At the end of screening, one third of all participants included in the serology arm remained unaware of their HIV, HBV, and HCV status—which was in total 10 times higher than in the rapid test arm. Other studies have reported the gain in viral-infection awareness when using rapid tests compared with standard serology [37, 38]. One other study conducted in France has shown that only 38% of individuals receiving a prescription for HIV-HBV-HCV testing by their general practitioner completed testing [39].

Oftentimes, previous evaluations of the “cascade of care” have represented screening outcomes in a perhaps too simplistic manner, using a broad definition of whether or not an individual has been screened [40, 41]. As a whole, this one-time outcome is largely insufficient and could render screening programs difficult to evaluate. We based our primary endpoint on what we term the cascade of screening [40, 42], as shown in Figure 3. Within the context of the French healthcare system, we labeled 5 distinct steps: [1] having access to a testing facility or network, [2] being proposed testing, [3] accepting testing, [4] executing a screening test, and [5] receiving test results.

Figure 3.

Main steps of the cascade of screening. In this figure, the steps needed to appropriately screen individuals for human immunodeficiency virus, hepatitis B virus, or hepatitis C virus are elaborated in detail, as they apply to the French healthcare system.

We were able to observe marked improvements in executing a screening test and receiving test results with rapid testing, as reported in a meta-analysis evaluating rapid HIV-tests [34, 43, 44]. Other intervention studies, conducted among specific target populations with few options for testing, have suggested a positive impact of HIV and/or HCV rapid tests. These studies saw improvements in the proportion of individuals with access to a testing facility or network, who were proposed testing, and who accepted testing; especially when these tests are used by community educators and activists [18, 19, 33, 45]. However, in our study, we were only able to evaluate acceptance of screening in our study, which was fairly high for both arms.

It would appear that individuals testing positive for any one of the viral infections studied, be it from rapid or standard serological testing, were likely to pursue further care at a specialized facility.
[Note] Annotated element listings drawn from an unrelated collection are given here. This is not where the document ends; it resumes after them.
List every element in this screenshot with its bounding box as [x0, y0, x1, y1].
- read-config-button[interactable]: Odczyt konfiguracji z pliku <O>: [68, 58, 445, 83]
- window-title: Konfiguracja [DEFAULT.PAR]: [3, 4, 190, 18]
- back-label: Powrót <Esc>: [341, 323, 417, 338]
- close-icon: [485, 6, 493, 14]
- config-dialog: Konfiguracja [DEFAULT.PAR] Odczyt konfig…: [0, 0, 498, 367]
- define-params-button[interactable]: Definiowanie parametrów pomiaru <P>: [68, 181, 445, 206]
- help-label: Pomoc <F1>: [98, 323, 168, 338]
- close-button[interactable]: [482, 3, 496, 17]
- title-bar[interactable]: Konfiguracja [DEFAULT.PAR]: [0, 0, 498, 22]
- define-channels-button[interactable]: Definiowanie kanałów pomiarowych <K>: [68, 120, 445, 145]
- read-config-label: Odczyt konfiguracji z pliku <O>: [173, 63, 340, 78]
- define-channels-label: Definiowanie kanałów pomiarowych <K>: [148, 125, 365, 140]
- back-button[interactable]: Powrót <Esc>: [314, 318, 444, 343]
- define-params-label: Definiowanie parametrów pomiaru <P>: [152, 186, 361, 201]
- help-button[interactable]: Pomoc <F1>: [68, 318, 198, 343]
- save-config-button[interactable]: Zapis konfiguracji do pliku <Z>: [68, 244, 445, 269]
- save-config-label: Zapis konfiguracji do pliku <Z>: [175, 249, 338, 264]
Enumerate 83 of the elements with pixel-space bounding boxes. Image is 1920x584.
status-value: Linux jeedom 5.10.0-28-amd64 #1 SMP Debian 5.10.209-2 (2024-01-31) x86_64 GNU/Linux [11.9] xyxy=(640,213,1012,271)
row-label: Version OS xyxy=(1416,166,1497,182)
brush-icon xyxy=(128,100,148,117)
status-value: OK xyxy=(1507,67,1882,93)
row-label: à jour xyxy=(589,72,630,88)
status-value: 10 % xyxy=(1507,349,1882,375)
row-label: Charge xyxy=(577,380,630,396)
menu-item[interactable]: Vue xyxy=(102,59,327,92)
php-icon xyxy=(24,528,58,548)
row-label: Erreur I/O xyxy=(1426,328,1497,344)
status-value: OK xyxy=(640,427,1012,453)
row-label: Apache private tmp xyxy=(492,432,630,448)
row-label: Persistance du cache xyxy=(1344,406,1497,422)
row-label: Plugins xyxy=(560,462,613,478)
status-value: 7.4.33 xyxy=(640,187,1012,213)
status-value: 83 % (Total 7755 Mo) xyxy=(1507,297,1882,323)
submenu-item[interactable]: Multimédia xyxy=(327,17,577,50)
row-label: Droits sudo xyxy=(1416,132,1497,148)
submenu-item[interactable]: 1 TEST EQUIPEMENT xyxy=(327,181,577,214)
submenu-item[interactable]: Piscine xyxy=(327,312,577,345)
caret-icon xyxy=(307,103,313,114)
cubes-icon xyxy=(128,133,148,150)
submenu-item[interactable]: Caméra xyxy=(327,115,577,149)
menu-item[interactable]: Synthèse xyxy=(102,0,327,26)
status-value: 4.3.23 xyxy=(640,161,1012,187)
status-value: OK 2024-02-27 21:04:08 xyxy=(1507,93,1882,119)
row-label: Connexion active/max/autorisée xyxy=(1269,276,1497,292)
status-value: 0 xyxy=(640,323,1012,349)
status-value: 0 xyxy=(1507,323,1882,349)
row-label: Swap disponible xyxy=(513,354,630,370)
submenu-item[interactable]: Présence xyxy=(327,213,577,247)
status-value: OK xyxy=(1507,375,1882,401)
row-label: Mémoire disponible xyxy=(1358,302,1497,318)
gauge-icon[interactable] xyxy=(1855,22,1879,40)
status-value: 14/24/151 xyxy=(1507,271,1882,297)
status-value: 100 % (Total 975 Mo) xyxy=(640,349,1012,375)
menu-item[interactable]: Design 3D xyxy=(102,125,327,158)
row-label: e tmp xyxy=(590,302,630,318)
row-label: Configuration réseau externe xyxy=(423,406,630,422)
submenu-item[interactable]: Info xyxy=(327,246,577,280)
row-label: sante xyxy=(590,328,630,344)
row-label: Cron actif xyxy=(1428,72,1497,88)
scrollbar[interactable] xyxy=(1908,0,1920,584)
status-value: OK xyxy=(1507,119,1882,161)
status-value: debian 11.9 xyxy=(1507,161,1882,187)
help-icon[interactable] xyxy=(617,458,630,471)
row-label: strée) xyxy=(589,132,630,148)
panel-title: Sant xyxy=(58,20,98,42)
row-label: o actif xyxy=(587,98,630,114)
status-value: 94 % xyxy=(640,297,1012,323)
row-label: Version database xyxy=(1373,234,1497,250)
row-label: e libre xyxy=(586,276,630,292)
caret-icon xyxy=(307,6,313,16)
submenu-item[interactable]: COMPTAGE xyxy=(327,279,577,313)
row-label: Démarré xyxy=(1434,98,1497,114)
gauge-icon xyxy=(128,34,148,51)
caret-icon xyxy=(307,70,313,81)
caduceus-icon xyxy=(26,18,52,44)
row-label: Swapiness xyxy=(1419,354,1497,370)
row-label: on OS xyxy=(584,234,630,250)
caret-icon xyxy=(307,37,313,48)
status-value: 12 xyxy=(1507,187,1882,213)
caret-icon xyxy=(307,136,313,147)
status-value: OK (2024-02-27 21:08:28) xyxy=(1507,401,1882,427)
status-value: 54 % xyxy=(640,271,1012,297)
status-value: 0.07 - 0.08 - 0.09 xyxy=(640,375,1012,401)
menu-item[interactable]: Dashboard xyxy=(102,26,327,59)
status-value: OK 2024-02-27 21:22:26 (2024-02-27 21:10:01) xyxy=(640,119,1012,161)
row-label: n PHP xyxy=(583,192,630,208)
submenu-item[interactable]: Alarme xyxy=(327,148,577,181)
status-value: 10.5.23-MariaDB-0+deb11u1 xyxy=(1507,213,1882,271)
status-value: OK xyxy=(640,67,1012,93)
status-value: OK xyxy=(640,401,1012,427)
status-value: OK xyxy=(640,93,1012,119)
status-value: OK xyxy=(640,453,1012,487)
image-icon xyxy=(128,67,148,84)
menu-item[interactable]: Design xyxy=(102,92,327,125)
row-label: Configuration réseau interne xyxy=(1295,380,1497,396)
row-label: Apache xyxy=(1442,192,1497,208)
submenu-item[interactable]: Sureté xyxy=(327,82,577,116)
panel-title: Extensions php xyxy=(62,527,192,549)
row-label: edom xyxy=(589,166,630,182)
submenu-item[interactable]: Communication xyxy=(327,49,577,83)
Of course, the fact that specific populations, namely undocumented immigrants, could have access to healthcare in France might have facilitated seeking care. At any rate, this proportion could be highly biased by whether testing was completed in the first place. By assuming that disease prevalence is the same between individuals with and without testing, we observed a stark advantage of rapid testing in the proportion of participants with appropriate care. This analysis demonstrates the close interplay, or rather dependence, between the cascade of screening and proper linkage-to-care.

Some limitations need to be addressed. First, this was a single-center pilot study, which may prevent generalizability to other testing centers or for other at-risk populations. Second, the small number of participants and infected individuals may have decreased power to detect certain differences in linkage-to-care. Third, we attempted to conduct a sensitivity analysis for participants with missing data, assuming that they had the same disease prevalence. This assumption might not be correct; yet nonetheless it would be difficult to evaluate. Finally, not all rapid tests were approved for routine use in France, and testing was conducted in a research setting, within a specific organization, and with staff designated to perform rapid testing.

CONCLUSIONS

In conclusion, a combined approach to HIV and viral hepatitis screening seems to improve the overall cascade of screening and consequently linkage-to-care in a population with high risk of chronic viral infection. As these testing strategies gain acceptance for use in other communities and screening programs, these encouraging results need to be confirmed in other settings. In the future, the development of a single rapid test for the detection of all 3 chronic viral diseases could ease the burden of multiple testing, allowing a simplified way of identifying infected HIV/HBV/HCV individuals and increasing awareness of disease status.